The organization GLAAD monitors media depictions of LGBTQ people. They created a test called the Vito Russo as a shorthand way to examine the portrayals of LGBTQ characters in film (It was inspired by the Bechdel test, which is used to assess the quantity and quality of interactions among female characters. To pass the Vito Russo test, a film must 1) Have one LGBTQ character 2) That character must not be entirely defined by being LGBTQ and 3) That the removal of that character would matter to the plot, so that the character cannot be considered a token, and that the character is not just used, as in Ace Ventura, as a punchline.

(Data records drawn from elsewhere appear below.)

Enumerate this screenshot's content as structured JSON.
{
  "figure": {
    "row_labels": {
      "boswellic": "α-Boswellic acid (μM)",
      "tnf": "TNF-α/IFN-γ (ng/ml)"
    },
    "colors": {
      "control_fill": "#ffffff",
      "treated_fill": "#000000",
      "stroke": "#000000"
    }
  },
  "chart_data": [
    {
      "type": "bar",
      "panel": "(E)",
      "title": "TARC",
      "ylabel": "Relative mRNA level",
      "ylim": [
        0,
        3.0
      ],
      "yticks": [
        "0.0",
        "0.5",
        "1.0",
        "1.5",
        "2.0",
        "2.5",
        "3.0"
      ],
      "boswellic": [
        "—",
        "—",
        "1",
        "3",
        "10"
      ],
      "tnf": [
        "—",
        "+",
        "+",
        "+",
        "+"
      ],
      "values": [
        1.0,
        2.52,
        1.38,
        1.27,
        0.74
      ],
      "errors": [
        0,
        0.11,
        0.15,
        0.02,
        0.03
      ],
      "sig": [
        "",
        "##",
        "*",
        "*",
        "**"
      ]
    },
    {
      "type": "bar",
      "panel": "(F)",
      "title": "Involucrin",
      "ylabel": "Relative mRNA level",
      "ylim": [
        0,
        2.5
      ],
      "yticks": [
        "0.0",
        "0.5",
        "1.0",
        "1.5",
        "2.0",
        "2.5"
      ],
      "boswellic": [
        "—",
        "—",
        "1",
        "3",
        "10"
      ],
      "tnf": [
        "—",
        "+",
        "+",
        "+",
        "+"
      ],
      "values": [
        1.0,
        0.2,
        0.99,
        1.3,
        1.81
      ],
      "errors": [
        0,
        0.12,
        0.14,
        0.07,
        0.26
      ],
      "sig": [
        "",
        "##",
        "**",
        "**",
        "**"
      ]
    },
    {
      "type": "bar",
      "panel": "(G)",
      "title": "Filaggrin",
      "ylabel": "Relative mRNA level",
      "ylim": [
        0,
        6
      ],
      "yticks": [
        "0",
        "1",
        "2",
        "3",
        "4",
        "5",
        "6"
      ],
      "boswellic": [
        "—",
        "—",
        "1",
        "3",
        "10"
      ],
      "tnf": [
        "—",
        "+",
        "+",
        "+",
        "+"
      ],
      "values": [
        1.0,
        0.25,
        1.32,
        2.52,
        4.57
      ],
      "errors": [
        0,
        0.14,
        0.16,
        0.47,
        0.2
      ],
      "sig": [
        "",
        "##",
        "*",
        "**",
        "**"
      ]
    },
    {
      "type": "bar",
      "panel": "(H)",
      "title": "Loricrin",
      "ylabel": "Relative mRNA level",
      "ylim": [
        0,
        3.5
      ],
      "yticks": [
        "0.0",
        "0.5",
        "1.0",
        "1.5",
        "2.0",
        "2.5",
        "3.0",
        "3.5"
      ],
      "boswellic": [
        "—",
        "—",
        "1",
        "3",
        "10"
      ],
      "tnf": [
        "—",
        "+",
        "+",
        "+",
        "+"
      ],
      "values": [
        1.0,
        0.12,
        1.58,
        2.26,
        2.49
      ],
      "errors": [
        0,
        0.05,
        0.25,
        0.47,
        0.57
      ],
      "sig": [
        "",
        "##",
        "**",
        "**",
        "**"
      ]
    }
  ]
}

GLAAD reviews data on how many movies pass the test every year. They found that, in 2018, 13 of the 20 major studio movies that had LGBTQ characters passed the test, better than any other year since they began tracking the numbers in 2012. Progress is being made.
Still, filmmakers should be paying attention to these recommendations and others from LGBTQ writers. If they do, we may not have to look back in shame on another Ace Ventura 25 years from now.